Published Research - Department of Chemistry


Date of this Version



Anal Biochem. 2010 April 1; 399(1): 58–63. doi:10.1016/j.ab.2009.12.022.


© 2009 Elsevier Inc. All rights reserved.


Large amounts of data from high throughput metabolomic experiments are commonly visualized using a principal component analysis (PCA) 2D scores plot. The question of the similarity or difference between multiple metabolic states then becomes a question of the degree of overlap between their respective data point clusters in PC scores space. A qualitative visual inspection of the clustering pattern in PCA score plots is a common protocol. This report describes the application of tree diagrams and bootstrapping techniques for an improved quantitative analysis of metabolic PCA data clustering.
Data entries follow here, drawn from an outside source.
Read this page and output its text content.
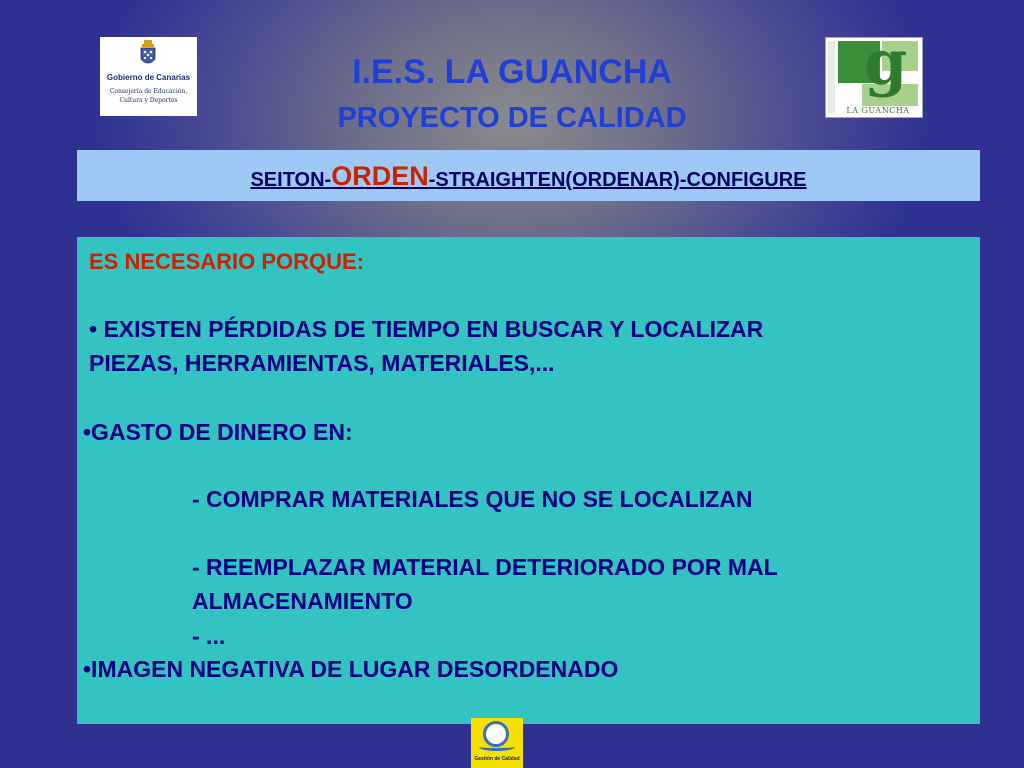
Gobierno de Canarias
Consejería de Educación,
Cultura y Deportes
I.E.S. LA GUANCHA
PROYECTO DE CALIDAD
g
LA GUANCHA
SEITON- ORDEN -STRAIGHTEN(ORDENAR)-CONFIGURE
ES NECESARIO PORQUE:
• EXISTEN PÉRDIDAS DE TIEMPO EN BUSCAR Y LOCALIZAR
PIEZAS, HERRAMIENTAS, MATERIALES,...
•GASTO DE DINERO EN:
- COMPRAR MATERIALES QUE NO SE LOCALIZAN
- REEMPLAZAR MATERIAL DETERIORADO POR MAL
ALMACENAMIENTO
- ...
•IMAGEN NEGATIVA DE LUGAR DESORDENADO
Gestión de Calidad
Our PCAtoTree program creates a distance matrix with 100 bootstrap steps that describes the separation of all clusters in a metabolic dataset. Using accepted phylogenetic software, the distance matrix resulting from the various metabolic states is organized into a phylogenetic-like tree format, where bootstrap values ≥ 50 indicate a statistically relevant branch separation. PCAtoTree analysis of two previously published data sets demonstrates the improved resolution of metabolic state differences using tree diagrams. In addition, for metabolomic studies of large numbers of different metabolic states, the tree format provides a better description of similarities and differences between each metabolic state. The approach is also tolerant of sample size variations between different metabolic states.